A birth control pill can cause psychological issues. A disturbance of hormonal levels due to contraceptives can increase mood swings and depression because your mood is a product of different hormones flowing in your blood. Some of these problems can force you to stop taking the pill.
If you are experiencing depression, anxiety and aggression, consult your physician.
Some studies link the prolonged use of contraceptives to the thickening of the cornea. The vision is usually undisturbed, but your cosmetics lenses may be challenging to adjust. If you are concerned about your cosmetics beautiful, visiting the ophthalmologist before taking the pill would be very prudent.
Decreased sexual desire
The hormonal changes due to these pills will influence your sexual desire. However, the studies on the topic have produced contradictory results. It is advised that a combination pill should be used after proper consultation.
Vaginal discharge provides lubrication during sexual intercourse. It is a product of hormones. The women having lower hormonal levels will have a disturbance of discharge.
The disturbance of hormonal levels due to hormonal contraception may cause vaginal dryness. According to a study, 3-5% of women using contraceptives may experience vaginal dryness as a side effect. The use of lubricants can however tackle this problem. If, however, you notice a change in the colour or odour of the discharge, consult your gynaecologist as it could be due to the infections.
Missing of periods
The hormones in these pills can suppress the symptoms of periods to the degree that you may not notice any periods at all. However, missed periods may be due to pregnancy (e.g., if you are using inactive pills).

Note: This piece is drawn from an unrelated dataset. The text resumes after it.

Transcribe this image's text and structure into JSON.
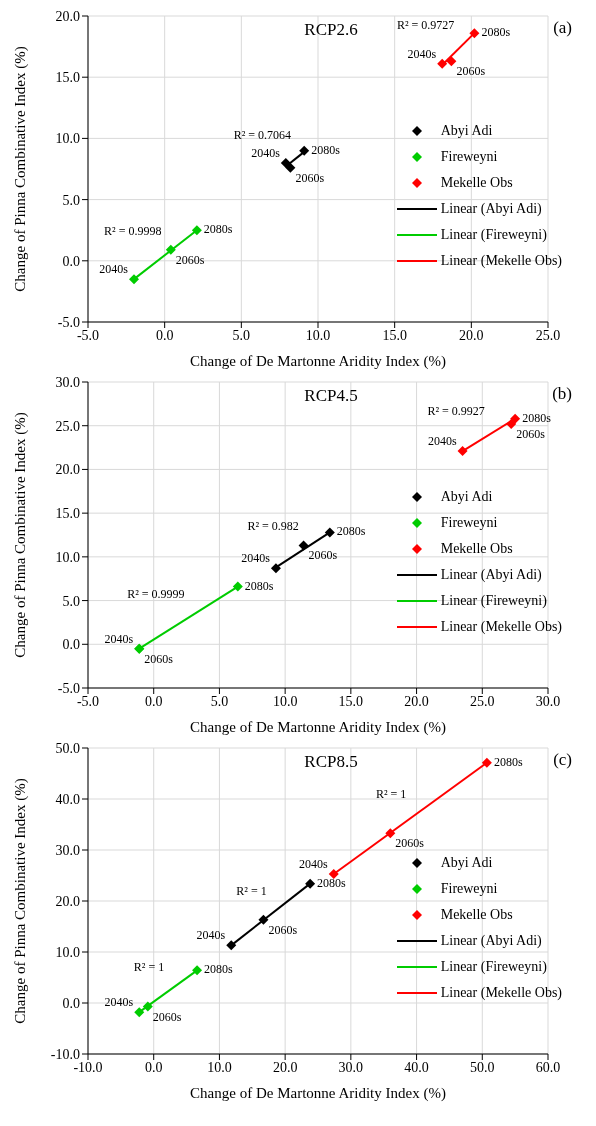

Other factors, e.g., thyroid problems, infections, and stress, can cause missing periods. Rule out these factors before blaming your medication.
What risk factors can exacerbate the risks?
Some risk factors can increase the intensity of side effects. It's worthwhile to check these factors for the safe use of contraceptives. These factors are;
- Heart diseases
- Inflammation and infections
- Allergic reactions
- History of painful periods
- Blood pressure problems.
Develop a habit of regularly visiting the reproductive clinic if you have a history of these problems.
Oral contraceptives have good tolerance if you are healthy. Some mild and manageable side effects can occur. If you have a history of health issues or these issues are undergoing, use these pills only under the guidance of a healthcare specialist. The use of combination pills is associated with more risks. So, consult your health consultant to shift to mini-pills.